Throughout history, travel and tourism has depended on elements of word of mouth in order to accrete trust and confidence in the destination to which you are traveling. Given the expense, commitment and planning required while traveling, individuals as consumers yearn for external sources of validation when formulating a decision. Undoubtedly, in the mind of the consumer, the worst case scenario is making the decision to travel to a foreign location and arriving with tension and anxiety over whether or not the “correct” choice was made.

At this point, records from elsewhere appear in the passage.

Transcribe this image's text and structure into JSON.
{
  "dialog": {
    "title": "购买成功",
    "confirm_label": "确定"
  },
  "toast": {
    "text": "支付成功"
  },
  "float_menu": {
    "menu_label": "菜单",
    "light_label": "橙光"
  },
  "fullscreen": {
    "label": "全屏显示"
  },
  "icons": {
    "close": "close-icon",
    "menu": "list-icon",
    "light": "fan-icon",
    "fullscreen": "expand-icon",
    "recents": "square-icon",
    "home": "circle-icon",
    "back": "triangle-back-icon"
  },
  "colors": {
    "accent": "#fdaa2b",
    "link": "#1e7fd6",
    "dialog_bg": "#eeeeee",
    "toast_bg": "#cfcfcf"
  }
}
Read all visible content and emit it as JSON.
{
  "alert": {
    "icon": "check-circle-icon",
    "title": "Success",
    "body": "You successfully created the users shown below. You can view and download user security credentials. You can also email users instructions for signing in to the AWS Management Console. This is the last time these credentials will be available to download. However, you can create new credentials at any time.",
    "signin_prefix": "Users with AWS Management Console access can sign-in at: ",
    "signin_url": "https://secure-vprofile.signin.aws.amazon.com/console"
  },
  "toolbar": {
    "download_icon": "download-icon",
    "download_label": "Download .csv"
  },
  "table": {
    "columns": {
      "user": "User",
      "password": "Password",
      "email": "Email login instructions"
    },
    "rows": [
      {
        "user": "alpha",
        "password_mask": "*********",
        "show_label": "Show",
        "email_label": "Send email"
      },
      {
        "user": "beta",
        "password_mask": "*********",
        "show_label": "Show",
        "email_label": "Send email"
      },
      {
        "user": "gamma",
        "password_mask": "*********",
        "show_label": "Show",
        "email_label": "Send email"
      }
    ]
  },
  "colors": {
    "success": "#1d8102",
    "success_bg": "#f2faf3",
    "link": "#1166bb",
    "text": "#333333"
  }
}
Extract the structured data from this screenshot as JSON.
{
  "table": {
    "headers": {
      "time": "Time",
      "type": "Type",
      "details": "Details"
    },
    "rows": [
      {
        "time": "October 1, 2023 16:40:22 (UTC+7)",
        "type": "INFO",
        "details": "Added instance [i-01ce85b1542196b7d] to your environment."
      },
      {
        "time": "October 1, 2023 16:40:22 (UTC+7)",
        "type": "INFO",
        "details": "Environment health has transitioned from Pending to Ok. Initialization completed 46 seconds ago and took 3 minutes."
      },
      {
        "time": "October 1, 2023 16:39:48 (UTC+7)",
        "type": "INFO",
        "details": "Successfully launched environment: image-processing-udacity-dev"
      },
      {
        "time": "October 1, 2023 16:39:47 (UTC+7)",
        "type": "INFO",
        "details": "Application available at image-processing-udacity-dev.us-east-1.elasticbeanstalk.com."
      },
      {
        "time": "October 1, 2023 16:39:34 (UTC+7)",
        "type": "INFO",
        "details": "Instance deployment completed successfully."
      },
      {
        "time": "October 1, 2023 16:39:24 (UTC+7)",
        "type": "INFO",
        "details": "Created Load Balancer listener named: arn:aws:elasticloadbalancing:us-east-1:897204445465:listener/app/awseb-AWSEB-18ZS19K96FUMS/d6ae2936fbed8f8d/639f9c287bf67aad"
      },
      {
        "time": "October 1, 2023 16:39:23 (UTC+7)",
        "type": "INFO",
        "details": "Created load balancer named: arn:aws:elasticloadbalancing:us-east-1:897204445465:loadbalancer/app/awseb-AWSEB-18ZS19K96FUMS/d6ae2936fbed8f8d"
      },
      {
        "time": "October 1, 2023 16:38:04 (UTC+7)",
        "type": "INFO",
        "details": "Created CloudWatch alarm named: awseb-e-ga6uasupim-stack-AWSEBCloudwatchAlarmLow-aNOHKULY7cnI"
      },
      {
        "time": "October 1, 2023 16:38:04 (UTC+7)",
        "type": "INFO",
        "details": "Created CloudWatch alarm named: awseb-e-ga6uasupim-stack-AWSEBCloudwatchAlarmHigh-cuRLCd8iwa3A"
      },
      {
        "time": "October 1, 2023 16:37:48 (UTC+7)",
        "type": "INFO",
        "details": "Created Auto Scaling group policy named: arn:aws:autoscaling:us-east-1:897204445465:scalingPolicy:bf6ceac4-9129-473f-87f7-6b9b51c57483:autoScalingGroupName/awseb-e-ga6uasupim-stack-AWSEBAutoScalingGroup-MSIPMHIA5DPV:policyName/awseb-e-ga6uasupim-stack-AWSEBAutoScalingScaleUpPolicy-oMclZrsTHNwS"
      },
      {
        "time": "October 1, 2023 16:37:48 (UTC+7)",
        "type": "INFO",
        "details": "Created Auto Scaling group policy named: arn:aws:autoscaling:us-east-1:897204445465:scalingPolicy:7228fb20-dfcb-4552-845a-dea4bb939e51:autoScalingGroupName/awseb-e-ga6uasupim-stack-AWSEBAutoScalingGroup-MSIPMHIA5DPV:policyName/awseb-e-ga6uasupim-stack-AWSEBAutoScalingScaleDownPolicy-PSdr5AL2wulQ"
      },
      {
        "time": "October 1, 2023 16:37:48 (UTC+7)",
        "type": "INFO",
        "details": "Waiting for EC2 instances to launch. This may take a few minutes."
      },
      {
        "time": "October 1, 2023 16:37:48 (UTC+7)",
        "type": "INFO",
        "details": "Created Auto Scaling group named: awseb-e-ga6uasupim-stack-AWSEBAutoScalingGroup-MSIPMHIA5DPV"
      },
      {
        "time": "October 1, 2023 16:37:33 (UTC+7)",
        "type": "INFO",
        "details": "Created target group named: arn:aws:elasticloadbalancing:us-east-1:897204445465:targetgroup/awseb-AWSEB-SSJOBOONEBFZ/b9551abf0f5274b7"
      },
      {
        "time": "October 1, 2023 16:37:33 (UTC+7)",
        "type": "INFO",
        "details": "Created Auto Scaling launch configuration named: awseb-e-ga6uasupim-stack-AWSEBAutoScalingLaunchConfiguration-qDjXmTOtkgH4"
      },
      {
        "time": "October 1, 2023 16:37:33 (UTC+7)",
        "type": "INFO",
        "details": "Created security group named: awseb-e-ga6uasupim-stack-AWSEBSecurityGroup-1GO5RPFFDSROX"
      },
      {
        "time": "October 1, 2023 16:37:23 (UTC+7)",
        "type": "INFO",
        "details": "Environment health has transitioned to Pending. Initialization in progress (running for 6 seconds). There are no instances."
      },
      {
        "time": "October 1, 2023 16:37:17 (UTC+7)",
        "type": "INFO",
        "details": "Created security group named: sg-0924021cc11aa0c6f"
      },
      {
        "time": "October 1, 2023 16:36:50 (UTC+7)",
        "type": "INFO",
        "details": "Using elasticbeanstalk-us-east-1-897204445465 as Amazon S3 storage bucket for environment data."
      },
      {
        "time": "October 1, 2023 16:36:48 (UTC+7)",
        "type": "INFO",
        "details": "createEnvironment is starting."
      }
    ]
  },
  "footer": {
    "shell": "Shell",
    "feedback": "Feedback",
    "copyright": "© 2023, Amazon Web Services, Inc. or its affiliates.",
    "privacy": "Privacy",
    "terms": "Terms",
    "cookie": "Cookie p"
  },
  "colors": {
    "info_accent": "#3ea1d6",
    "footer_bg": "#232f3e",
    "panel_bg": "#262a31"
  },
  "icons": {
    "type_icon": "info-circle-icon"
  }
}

However, at what point does the individual attempt to branch out and actively seek situations while traveling that haven’t been delineated to them beforehand? Although national and or historic landmarks may be excluded from discussion, are experiences that have already been defined by our peers or references still as genuine if we follow after, in an attempt to recreate them? Personally, after reading the article “The Impact of Social Media on Travel and Tourism” from Adweek, my belief that social media does more harm than good for us as individuals was further validated. In many ways, broad recommendations from friends, family, and other external sources can actively help to satisfy our mental expectations as consumers. However, all else considered, photos from our friend’s vacations shouldn’t ultimately provide inspiration for our vacation choices; memories of others may seem like valid source of influence, but in reality, they may end up limiting the experiences from the pool of genuine outcomes that could have occurred instead.
Although I haven’t had the opportunity to travel out of Sydney yet (even during our upcoming week of break) when the opportunity does arise, it is likely that “Travel 2.0” could play a role in my travels. The setup involved in traveling, such as booking accommodations, excursions, or even meals in advance, are ultimately large decisions that require significant financial commitment, especially for a student on a budget. As mentioned before, there definitely is a sense of security in knowing that multiple people enjoyed and got their money’s worth at the place you are contemplating visiting. Yet, as Tripsavvy so perfectly lays out, “Life is short, and how much of it can you devote to reading about or watching” other people enjoying themselves (Sardone). For me, an internal struggle forms between practicality and my pre-existing beliefs; although the absolute scenario may be derived from the sheer excitement of discovery, the other scenario, disappointment and regret, may occur more often than I am willing to admit.
In a world where experiences and recommendations can be shared instantaneously on sites that many of us visit daily, if not hourly, it can be incredibly difficult to act individually and without constant influence of others. Additionally, not previously mentioned, is the constant “fear of missing out” encountered on social media, and also on Travel 2.0. It can be frustrating and saddening to see hundreds examples of people we are friends or acquainted with enjoying themselves when we are stuck without an outlet to do so. Actively watching and witnessing our friends create experiences and form memories takes away from our time when we could be improving ourselves, mentally, socially, and physically. In the future, I hope to make an honest attempt to try to travel without the constant connection and stimulation that can be accessed at a moments notice.
Sardine, Susan. “What Is Travel 2.0 and What Websites Use It to Guide Travelers.”